Fierce competition between the eight largest timber operators in the 1890s eventually resulted in the merger of the eight into Millars' Karri and Jarrah Co. in 1902. The opening of the South Western Railway in 1893, connecting Perth to Bunbury, meant the two lines interconnected at Jarrahdale Junction, now Mundijong. This allowed timber to be transported directly to Perth, which now became the main market for the Jarrahdale mill, while exports were now handled by the port at Bunbury and supplied by other operations.

In the 1880s and, again, in the 1920s as part of the Peel Estate scheme, it was proposed to build a railway from Fremantle to Rockingham, where it would connect to the existing line to Jarrahdale, a scheme never carried out.

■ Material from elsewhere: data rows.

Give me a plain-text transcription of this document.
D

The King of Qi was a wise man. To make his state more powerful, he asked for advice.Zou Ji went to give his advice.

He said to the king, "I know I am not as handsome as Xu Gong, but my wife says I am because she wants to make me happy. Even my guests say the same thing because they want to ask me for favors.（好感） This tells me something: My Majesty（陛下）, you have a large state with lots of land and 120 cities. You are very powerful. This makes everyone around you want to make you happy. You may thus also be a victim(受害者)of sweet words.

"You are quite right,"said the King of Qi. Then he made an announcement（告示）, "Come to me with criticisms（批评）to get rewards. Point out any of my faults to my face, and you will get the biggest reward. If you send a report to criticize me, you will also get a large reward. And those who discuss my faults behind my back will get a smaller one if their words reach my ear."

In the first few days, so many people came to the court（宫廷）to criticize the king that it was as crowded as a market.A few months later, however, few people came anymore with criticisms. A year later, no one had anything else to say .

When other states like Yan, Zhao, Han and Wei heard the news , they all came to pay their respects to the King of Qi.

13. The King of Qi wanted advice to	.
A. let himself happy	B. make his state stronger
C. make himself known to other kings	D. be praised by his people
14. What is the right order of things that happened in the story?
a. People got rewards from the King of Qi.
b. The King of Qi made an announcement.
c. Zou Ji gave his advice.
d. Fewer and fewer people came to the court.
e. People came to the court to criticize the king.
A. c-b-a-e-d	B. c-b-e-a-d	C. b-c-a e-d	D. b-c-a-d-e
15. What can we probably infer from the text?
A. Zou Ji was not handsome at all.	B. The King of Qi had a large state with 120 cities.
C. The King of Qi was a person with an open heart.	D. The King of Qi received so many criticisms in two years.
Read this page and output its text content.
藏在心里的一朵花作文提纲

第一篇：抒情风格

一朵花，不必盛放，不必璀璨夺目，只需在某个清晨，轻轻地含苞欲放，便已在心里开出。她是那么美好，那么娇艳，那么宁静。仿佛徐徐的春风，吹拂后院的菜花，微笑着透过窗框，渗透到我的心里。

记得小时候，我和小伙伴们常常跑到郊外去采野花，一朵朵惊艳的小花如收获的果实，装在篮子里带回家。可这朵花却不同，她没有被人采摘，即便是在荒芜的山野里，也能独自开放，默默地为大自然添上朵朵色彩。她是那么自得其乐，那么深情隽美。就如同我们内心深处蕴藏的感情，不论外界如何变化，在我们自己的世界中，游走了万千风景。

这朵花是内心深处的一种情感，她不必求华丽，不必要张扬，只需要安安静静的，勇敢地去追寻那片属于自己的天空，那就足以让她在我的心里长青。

This arrangement caused the Rockingham line to decline in importance and the last shipment of timber from there took place in 1908. When the state's timber industry experienced another boom in the 1920s, timber from Jarrahdale was shipped through Bunbury. The line to Rockingham did however remain in use for firewood supplies, allowing Millars to retain the rights to operate the railway. The final firewood train to Rockingham operated in 1940 and the line from Mundijong to the port was removed in 1950. In 1950, the state government purchased the railway line for £A 350, to pull it up and build roads and drainage in its corridor.

The Jarrahdale to Mundijong section was retained longer, finally ceasing operations in November 1962, after 90 years. This made it the longest-operating timber railway in Western Australia.

A new railway line, to transport bauxite from Jarrahdale to Kwinana, was built to replace the timber railway and follows the old line in many places.

==Legacy==
At the Rockingham end of the former railway, no visible remains are preserved but the pathway of the former line is still visible. At the Rockingham foreshore, the final run up to the jetty was on what is now Railway Terrace. The City of Rockingham's heritage list includes the sites of the three timber jetties and the timber railway site.

In the Shire of Serpentine-Jarrahdale, the former line is on the shire's heritage list. East of the South Western Highway, parts of the former line are still visible while others have been taken up by the bauxite railway.